Que serais-je sans toi qui m’appris que, née dans une auberge de campagne, une humble servante pouvait devenir une aide précieuse à l’éclosion d’une œuvre ? Loin du tumulte de la ville dont l’éloignement te cause tant de souffrances, les campagnes n’en reçurent pas moins des trésors de poésie de ta plume. Coutumes ancestrales et modernes inventions bénéficièrent à parts égales de tes louanges, empruntant ainsi les chemins d’un poète du plat pays. Vers d’autres contrées, maritimes celles-là, tu revins souvent, ravivant chez moi le souvenir iodé des vacances enfantines. Les grands pommiers de notre jardin, tonnelles improvisées, abritaient nos dîners en famille au retour de la baignade. La vue sur la mer depuis notre terrasse, jalousée de tous nos voisins, devenait le sujet inépuisable des discussions de nos hôtes à qui nous ne manquions pas de faire remarquer l’insigne privilège d’une telle jouissance !

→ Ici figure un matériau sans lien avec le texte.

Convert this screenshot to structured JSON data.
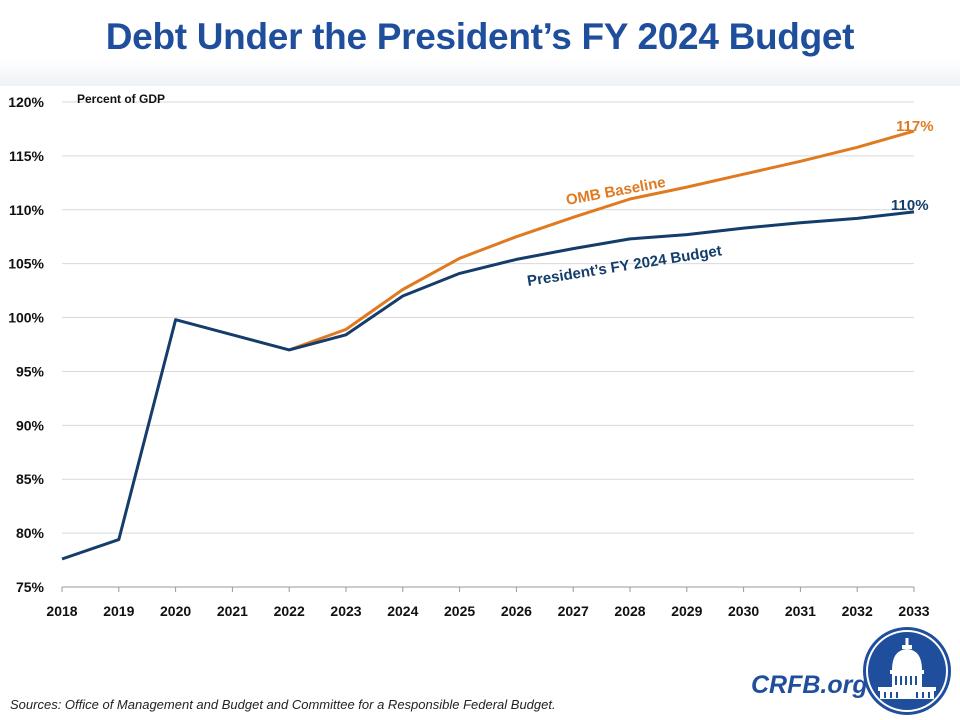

Que serais-je sans toi, moi dont la surdité prit soudainement fin le jour où tu me dévoilas le mystère de tes délices musicales ? Abîmé dans mes rêveries, je subis volontairement le joug que la musique m’imposait. Lentement, je fus amené à comprendre l’envoûtement que tu ressentais à l’écoute de ces phrases musicales dont ton œuvre abonde. Un grand musicien se détachait parmi tous les compositeurs qui t’inspirèrent. Modeste et travailleur, certain de la justesse de ses options, il dut cependant attendre les dernières années de sa vie pour faire éclater son génie.
Les unes après les autres, symphonies, sonates et mélodies envahirent mon quotidien, me mettant ainsi à l’unisson de ta pensée.
Cher Marcel, ces clés que tu as forgées soirée après soirée, polies nuit après nuit, je les ai réunies en un trousseau que je te dédie affectueusement.